DCSIMG

Pledge by railway as family threats to sue

THE boss of the North Yorkshire Moors Railway says they have learned a “tragic lesson” in the wake of the death of a volunteer guard who lost his life following a “moment of forgetfulness” by an engine driver.

A jury hearing the inquest into the death of Bob Lund, who was crushed between two coaches in May last year, ruled his death an accident.

But it emerged the railway is now likely to face a claim for “substantial” damages over the death of the father-of-one.

Philip Benham, general manager of the railway, said that even though no fault had been found with its procedures they had learned a “tragic lesson”.

“This clearly was a tragedy,” he said. “It was the most traumatic event we have ever had.

“We had the greatest respect for Bob Lund – he was one of our most senior and respected volunteers.

“We used him to train others. That makes it all the more devastating.

“We have been looking at our procedures since last year. There was no evidence that failures in procedure contributed to the accident.

“But that doesn’t mean in the drive to be ever safer we can’t improve matters.

“If we can make things safer it would be a 
memorial to Bob.”

Following the inquest at Scarborough Town Hall last week, Mr Lund’s wife Patricia said: “It was a comfort that he died doing something he loved and enjoyed.

“The verdict was what we expected.”

But family solicitor Kevin Hughes said: “The verdict reinforces our view that a civil claim is likely to produce substantial damages.

“We have made a claim and it is being considered by the railway’s insurers. I am happy to say we’re going to claim for damages on behalf of the family and dependants.”

Coroner Michael Oakley said Mr Lund, a 65-year-old retired policeman, was partly a victim of “a moment of forgetfulness” by train driver Norman Ash in “not locking the reversing gear.”

But Mr Lund had also broken the rules by going back on to the tracks while Mr Ash’s S15 steam loco was still reversing away, with the Great Western carriage attached to the front of the engine.

The hearing had been told that Mr Lund was standing with his back turned working on the carriage that had been left behind during the shunting operation when tragedy struck.

Mr Ash’s engine suddenly started going forward again – heading back to the line of carriages he had just left behind at Grosmont Station, near Whitby.

Summing up the two day hearing for the jury, Mr Oakley said: “They found Mr Lund literally squashed between the two coaches.

“Death would have been very rapid. The whole incident has been investigated by the Railway Accident Investigation Board.

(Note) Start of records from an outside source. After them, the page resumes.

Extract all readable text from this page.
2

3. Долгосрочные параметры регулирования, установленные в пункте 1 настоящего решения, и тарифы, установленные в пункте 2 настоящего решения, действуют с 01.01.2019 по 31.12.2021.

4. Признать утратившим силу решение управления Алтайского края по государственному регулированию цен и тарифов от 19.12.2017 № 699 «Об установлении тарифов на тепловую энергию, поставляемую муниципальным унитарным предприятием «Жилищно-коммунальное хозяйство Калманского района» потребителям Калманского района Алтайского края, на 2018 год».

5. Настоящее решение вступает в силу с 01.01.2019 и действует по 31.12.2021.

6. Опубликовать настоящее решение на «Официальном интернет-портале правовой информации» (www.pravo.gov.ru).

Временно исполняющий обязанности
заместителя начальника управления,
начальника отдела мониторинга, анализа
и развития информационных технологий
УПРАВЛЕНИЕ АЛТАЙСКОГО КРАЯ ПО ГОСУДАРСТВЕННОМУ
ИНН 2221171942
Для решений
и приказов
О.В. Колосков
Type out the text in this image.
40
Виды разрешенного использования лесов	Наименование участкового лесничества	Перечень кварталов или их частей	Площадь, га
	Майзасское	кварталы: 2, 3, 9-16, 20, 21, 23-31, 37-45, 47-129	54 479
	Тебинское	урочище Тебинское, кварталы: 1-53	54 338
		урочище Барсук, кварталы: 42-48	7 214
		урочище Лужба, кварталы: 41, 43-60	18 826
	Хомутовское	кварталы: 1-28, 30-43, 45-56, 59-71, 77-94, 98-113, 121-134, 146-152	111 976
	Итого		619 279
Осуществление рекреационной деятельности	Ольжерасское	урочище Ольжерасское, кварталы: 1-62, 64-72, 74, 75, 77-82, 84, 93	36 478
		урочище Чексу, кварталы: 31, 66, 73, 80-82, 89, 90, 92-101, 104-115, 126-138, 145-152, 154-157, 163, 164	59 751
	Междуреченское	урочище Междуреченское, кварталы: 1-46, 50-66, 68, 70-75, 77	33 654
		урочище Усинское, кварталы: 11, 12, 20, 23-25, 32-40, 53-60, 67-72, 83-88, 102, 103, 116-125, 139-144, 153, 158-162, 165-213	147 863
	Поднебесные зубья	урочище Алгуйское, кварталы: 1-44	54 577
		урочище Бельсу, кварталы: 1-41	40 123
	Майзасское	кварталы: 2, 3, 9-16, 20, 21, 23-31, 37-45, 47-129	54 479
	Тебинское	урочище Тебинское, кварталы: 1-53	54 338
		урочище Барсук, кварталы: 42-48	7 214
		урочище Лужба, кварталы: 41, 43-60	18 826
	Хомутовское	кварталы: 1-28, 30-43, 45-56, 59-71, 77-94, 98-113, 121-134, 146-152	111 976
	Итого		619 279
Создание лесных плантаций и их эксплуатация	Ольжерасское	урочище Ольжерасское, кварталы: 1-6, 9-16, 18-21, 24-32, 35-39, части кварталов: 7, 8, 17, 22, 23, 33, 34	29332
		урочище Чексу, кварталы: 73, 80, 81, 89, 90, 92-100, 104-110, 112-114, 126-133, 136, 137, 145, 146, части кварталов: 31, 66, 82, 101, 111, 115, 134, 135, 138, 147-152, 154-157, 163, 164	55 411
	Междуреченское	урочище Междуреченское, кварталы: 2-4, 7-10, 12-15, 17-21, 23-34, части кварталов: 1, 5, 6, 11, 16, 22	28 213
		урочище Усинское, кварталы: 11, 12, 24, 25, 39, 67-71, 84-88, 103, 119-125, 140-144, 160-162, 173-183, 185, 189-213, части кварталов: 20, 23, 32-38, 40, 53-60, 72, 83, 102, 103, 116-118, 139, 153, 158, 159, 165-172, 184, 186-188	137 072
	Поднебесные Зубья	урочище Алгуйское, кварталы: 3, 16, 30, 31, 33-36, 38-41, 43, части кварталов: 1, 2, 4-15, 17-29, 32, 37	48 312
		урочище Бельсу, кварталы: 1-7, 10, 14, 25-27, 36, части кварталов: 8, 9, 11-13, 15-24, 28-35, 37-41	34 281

“We have heard from several witnesses that to prevent a forward movement of the locomotive it is necessary to lock the reverser gear.

“We have also heard this particular locomotive had a propensity to go into forward movement if that front gear was not locked.

“Whereas other locomotives do not have this propensity. The Accident Board concluded the reason for this accident was the reverse gear was not locked.

“The North Yorkshire Moors Railway rule book states no one should go between vehicles for any purpose unless the vehicles are at rest.

“Strictly speaking, in this case the rule has been infringed by the deceased.

“But for all practical purposes you may think it was not unreasonable of him to enter on the line to carry out the tidying up of the carriage.”

Underlining Mr Ash was “absolutely competent”, the coroner added: “Mr Ash appears to have had a moment of forgetfulness in not locking the reverse gear.”

But at the same time Mr Lund had gone onto the tracks and it was “the combination which led to this really tragic death.”

Mr Lund, a retired Humberside officer, had worked on the railway for 16 years, qualifying as a guard in the mid-90s.

Mr Benham added: “Bob was a very able and steady person – the last person to take risks.” Even the most senior railwaymen could not recall a train changing direction in this way.

“Now we know it can happen even though it’s an extremely rare occurrence we are focussing on ensuring our procedures guard against that.”